The changes extend to furniture, paint colors and the art on the walls too. Edmundson and her husband Chob have lived in their current home for six years. In that time, the floors in the sunroom and kitchen have changed, as have the paint colors of the walls in the sunroom and family room. She periodically rearranges the furniture.

Edmundson has always loved to decorate and arrange flowers. When she had a young family, she would buy inexpensive artificial flowers from the dime store for decorating.

Even now, the thrill of the hunt is half the fun for her. She likes seeing what catches her eye in a store, discovering items and thinking about how she could use them in her home. And it’s even better when she finds a bargain.

Edmundson also likes to decorate with items that have meaning to her. The sleigh bells hanging on a door came from her father. He grew up on a farm and his family would put the sleigh bells on their horses during the holidays.

A loveseat in her home came from her grandmother. Next to it is a table that belonged to a different grandmother, who sold turkey eggs from the family farm to get the money to buy the table.
The Edmundson home had three Christmas trees last year during the holidays. A white tree in the sunroom holds ornaments made by Edmundson’s aunt that feature crosses from various countries.

The large tree in the family room holds many more ornaments made by the same aunt, including cloth-covered ball ornaments she embroidered and angels that she made.
“I used to have a tree with just her things,” Edmundson said.

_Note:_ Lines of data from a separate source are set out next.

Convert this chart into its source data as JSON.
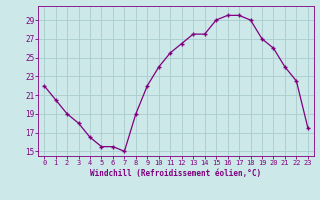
{
  "x": [
    0,
    1,
    2,
    3,
    4,
    5,
    6,
    7,
    8,
    9,
    10,
    11,
    12,
    13,
    14,
    15,
    16,
    17,
    18,
    19,
    20,
    21,
    22,
    23
  ],
  "y": [
    22,
    20.5,
    19,
    18,
    16.5,
    15.5,
    15.5,
    15,
    19,
    22,
    24,
    25.5,
    26.5,
    27.5,
    27.5,
    29,
    29.5,
    29.5,
    29,
    27,
    26,
    24,
    22.5,
    17.5
  ],
  "line_color": "#800080",
  "marker": "+",
  "bg_color": "#cce8e8",
  "grid_color": "#aacccc",
  "xlabel": "Windchill (Refroidissement éolien,°C)",
  "ylabel": "",
  "xlim": [
    -0.5,
    23.5
  ],
  "ylim": [
    14.5,
    30.5
  ],
  "yticks": [
    15,
    17,
    19,
    21,
    23,
    25,
    27,
    29
  ],
  "xticks": [
    0,
    1,
    2,
    3,
    4,
    5,
    6,
    7,
    8,
    9,
    10,
    11,
    12,
    13,
    14,
    15,
    16,
    17,
    18,
    19,
    20,
    21,
    22,
    23
  ],
  "text_color": "#800080",
  "figsize": [
    3.2,
    2.0
  ],
  "dpi": 100
}
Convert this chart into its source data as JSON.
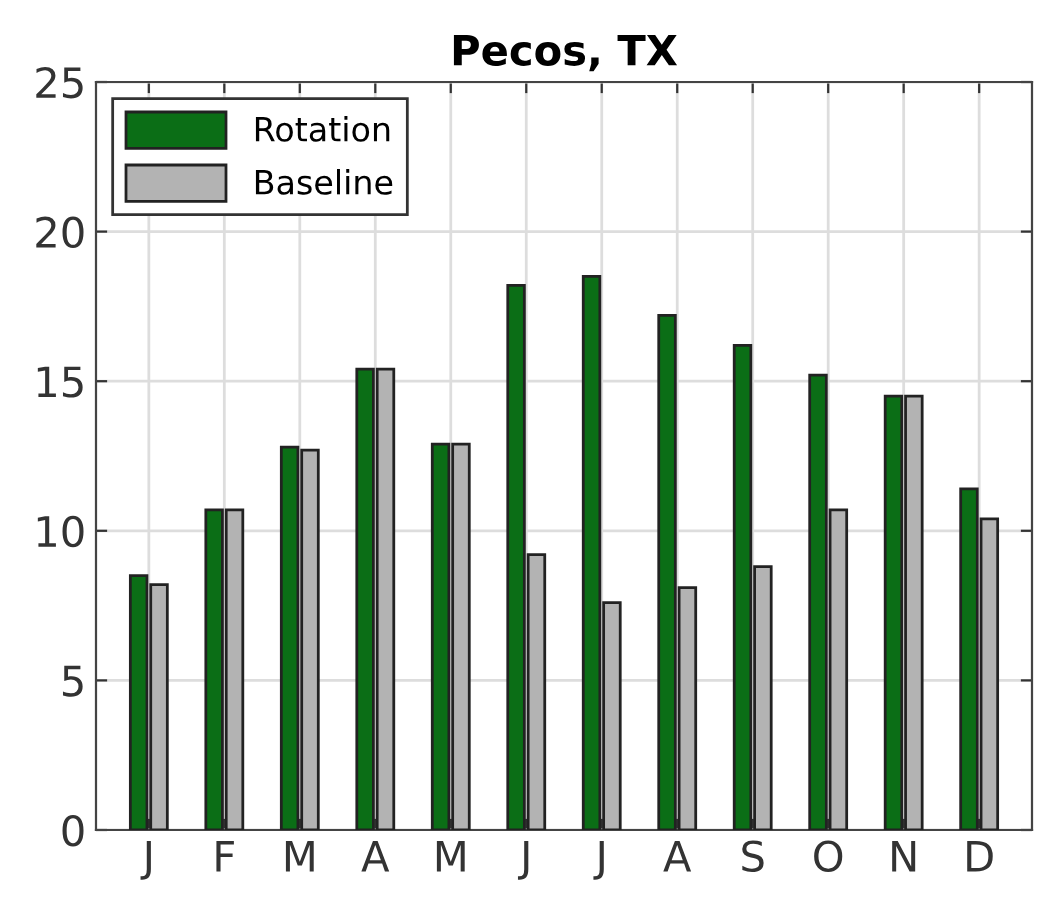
{
  "chart_data": {
    "type": "bar",
    "title": "Pecos, TX",
    "categories": [
      "J",
      "F",
      "M",
      "A",
      "M",
      "J",
      "J",
      "A",
      "S",
      "O",
      "N",
      "D"
    ],
    "series": [
      {
        "name": "Rotation",
        "color": "#0b6e16",
        "values": [
          8.5,
          10.7,
          12.8,
          15.4,
          12.9,
          18.2,
          18.5,
          17.2,
          16.2,
          15.2,
          14.5,
          11.4
        ]
      },
      {
        "name": "Baseline",
        "color": "#b3b3b3",
        "values": [
          8.2,
          10.7,
          12.7,
          15.4,
          12.9,
          9.2,
          7.6,
          8.1,
          8.8,
          10.7,
          14.5,
          10.4
        ]
      }
    ],
    "ylim": [
      0,
      25
    ],
    "yticks": [
      0,
      5,
      10,
      15,
      20,
      25
    ],
    "grid": true,
    "legend": "top left"
  }
}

Edmundson collected angels for a long time. A set of ceramic angels sitting on the piano were a gift from her aunt to Edmundson’s son. Angels hand-carved from driftwood – made by an artist in New Mexico and a gift from Edmundson’s daughter – surround a wooden vase in the family room.

A manger scene dating from the early 1930s came from Chob’s aunt, as did a silver music box in the shape of an egg, with a Nativity scene inside.